The average size of container vessels calling U.S. ports has grown considerably over the past five years, and the trend towards even larger vessels is expected to continue in the years to come. According to Drewery Maritime Consultants (Solomon 2014), an estimated 42 percent of current ship orders are for vessels exceeding 12,000 TEU.
A review of the average size of vessels since 1980 shows a steady upward trend up until 2010, when the growth in average vessel size outpaced the historical growth in vessel capacity. This sharp increase was driven primarily by the arrival of the 10,000 TEU vessels.
A look at the largest vessel type by year reveals a sharper increase in vessel capacity. This analysis tracks the largest vessel type from each year instead of the average size. From 1970 to 2014, the largest vessel type grew from 1,800 TEU to over 18,000 TEU. This represents a growth in vessel capacity of 900% during this period. An 18,000 TEU vessel is three times the capacity of the biggest ships only two decades ago.
According to Rothberg (2013), vessel size has increased significantly with a marked increase from 1996 to 2013. The growth in capacity, measured in TEU, has increased by 148.5% over this period, while the increase in length overall (LOA) over this period was 45.5% and the beam grew by 49.7%
As the aforementioned charts show, the trend towards even larger vessels is expected to continue in the years to come. In fact, Rothberg (2013) reports that delivery of the 22,000 and 24,000 TEU ships currently on order may be delivered sooner than expected. Industry observers predict that 22,000 TEU ships could come in to service by 2018. And, LR already has a design in place for a 24,415 TEU vessel.
Although 18,000 TEU vessels are the largest in service currently, ships that carry more than 10,000 TEUs are still considered large and have limited options with regard to trade lanes and to ports that can accommodate them. These vessels, for example, are too large to transit the existing, pre-expansion Panama Canal. In 2000, 15 percent of the world’s container capacity moved on post-Panamax (vessels too large to transit the Panama Canal) vessels. That number increased to 44 percent by 2011. The largest container ships serving North America were in the 10,000 TEU range up until 2012 when vessels carrying 12,500 TEUs began calling at the San Pedro Bay ports. That year, the MSC Beatrice arrived at the Port of Long Beach. With a capacity of 13,800.
TEUs (1200 feet long, 167 feet wide), it became the largest vessel to call at a North American port.

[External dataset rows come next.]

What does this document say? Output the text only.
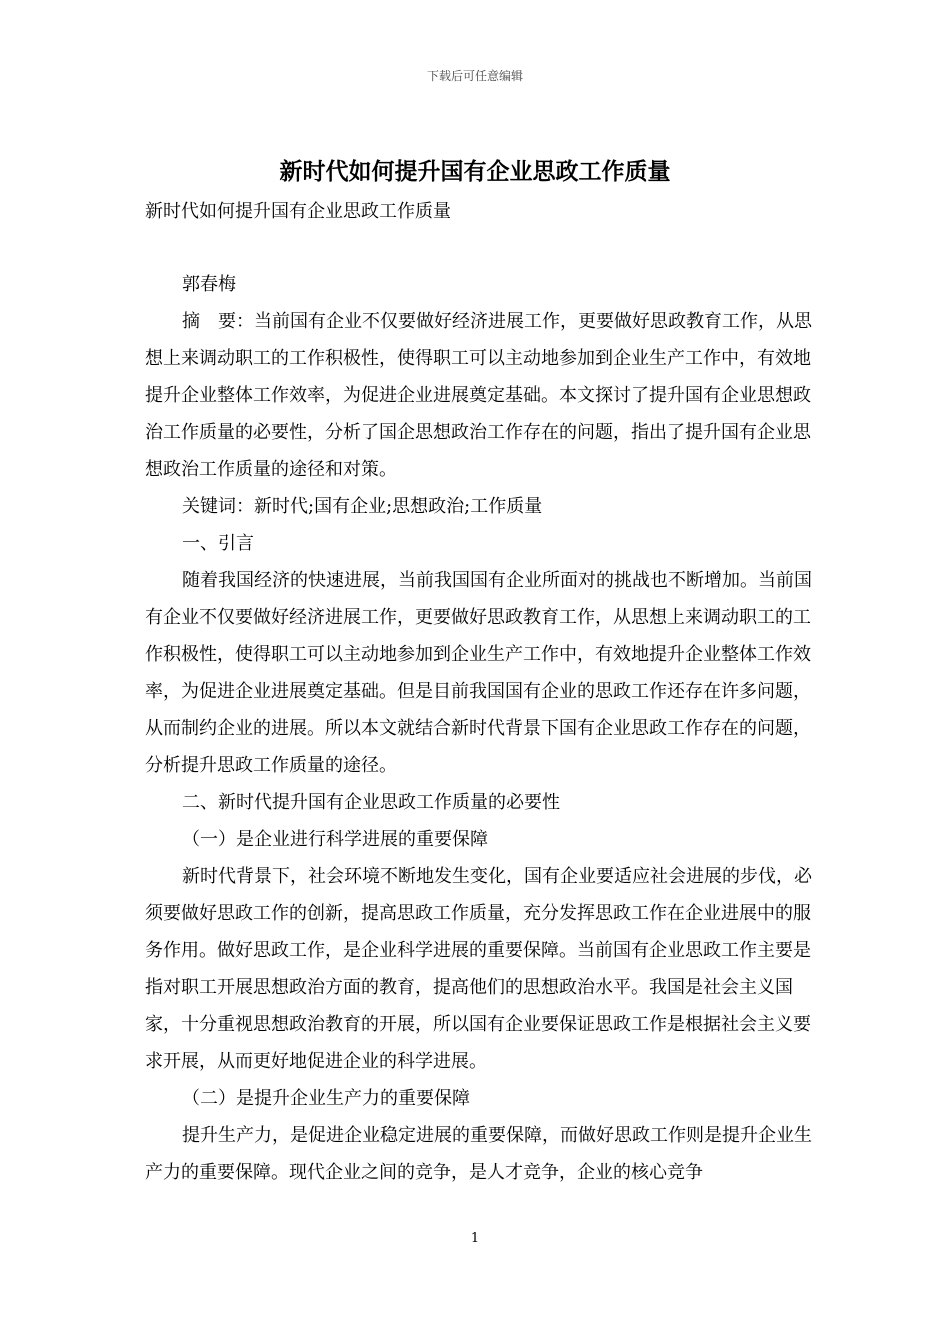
下载后可任意编辑
新时代如何提升国有企业思政工作质量

新时代如何提升国有企业思政工作质量

郭春梅

摘　要：当前国有企业不仅要做好经济进展工作，更要做好思政教育工作，从思想上来调动职工的工作积极性，使得职工可以主动地参加到企业生产工作中，有效地提升企业整体工作效率，为促进企业进展奠定基础。本文探讨了提升国有企业思想政治工作质量的必要性，分析了国企思想政治工作存在的问题，指出了提升国有企业思想政治工作质量的途径和对策。

关键词：新时代;国有企业;思想政治;工作质量

一、引言

随着我国经济的快速进展，当前我国国有企业所面对的挑战也不断增加。当前国有企业不仅要做好经济进展工作，更要做好思政教育工作，从思想上来调动职工的工作积极性，使得职工可以主动地参加到企业生产工作中，有效地提升企业整体工作效率，为促进企业进展奠定基础。但是目前我国国有企业的思政工作还存在许多问题，从而制约企业的进展。所以本文就结合新时代背景下国有企业思政工作存在的问题，分析提升思政工作质量的途径。

二、新时代提升国有企业思政工作质量的必要性

（一）是企业进行科学进展的重要保障

新时代背景下，社会环境不断地发生变化，国有企业要适应社会进展的步伐，必须要做好思政工作的创新，提高思政工作质量，充分发挥思政工作在企业进展中的服务作用。做好思政工作，是企业科学进展的重要保障。当前国有企业思政工作主要是指对职工开展思想政治方面的教育，提高他们的思想政治水平。我国是社会主义国家，十分重视思想政治教育的开展，所以国有企业要保证思政工作是根据社会主义要求开展，从而更好地促进企业的科学进展。

（二）是提升企业生产力的重要保障

提升生产力，是促进企业稳定进展的重要保障，而做好思政工作则是提升企业生产力的重要保障。现代企业之间的竞争，是人才竞争，企业的核心竞争

1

From a port authority’s perspective, it is important to understand the economic forces driving carriers to expand the capacity of their vessels. According to Brooks (2014), the global recession and a gradual recovery in cargo demand have contributed to billions of dollars in collective losses among carriers in four of the past five years. In the wake of the economic downturn, ocean carriers have responded to competitive pressures by reducing operational costs. Running larger, more efficient ships on major trade lanes is one way they have achieved that. Larger vessels allow for economies of scale, reducing the cost of shipping each container. In addition, new ship designs allow for more fuel efficient operations. For example, the Triple E class, which stands for energy, efficiency, and environmental improvements, can carry up to 18,000 TEUs. These ships reach up to 1,300 feet long and 200 feet wide. The Triple E’s also have a top speed that is less than earlier generations of ships, reinforcing a recent trend in the industry toward slow steaming.
With slow steaming, carriers reduce vessel speed in order to burn less fuel, thereby reducing emissions as well as operating costs. Five years ago, the average speed of the largest vessels at that time was in the range of 20-25 knots (Streng 2012). Today, the average speed has dropped to 15-17 knots. But, while slow steaming has cut fuel costs for shipping lines, Streng (2012) also suggests that the cost savings achieved by the larger vessels are not obvious for the entire supply chain. Due to the increase in transportation duration, the capital and insurance costs of the goods transported have gone up. Still, any reduction in fuel usage can lead to significant cost savings as some carriers spend up to $4 billion in fuel each year. A comparison of the cost per day at sea shows how the cost per TEU falls as the size of the vessel increases.
As the above table shows, the total cost per day at sea goes up as the vessel size increases. While a 12,500 TEU vessel is expected to incur total costs per day at sea of $155,382, the same cost for a 24,000 TEU vessel is estimated at $229,693. At the same time, the cost per slot falls as the vessel size grows. Using the slot cost in a 12,500 TEU vessel as the baseline, the per TEU cost falls by 11.83 percent in an 18,000 TEU vessel, 19.23 percent in a 22,000 TEU vessel and by 23.01 percent in a 24,000 TEU vessel. The slot cost savings become even more significant when a carrier’s total TEU volume is taken into account.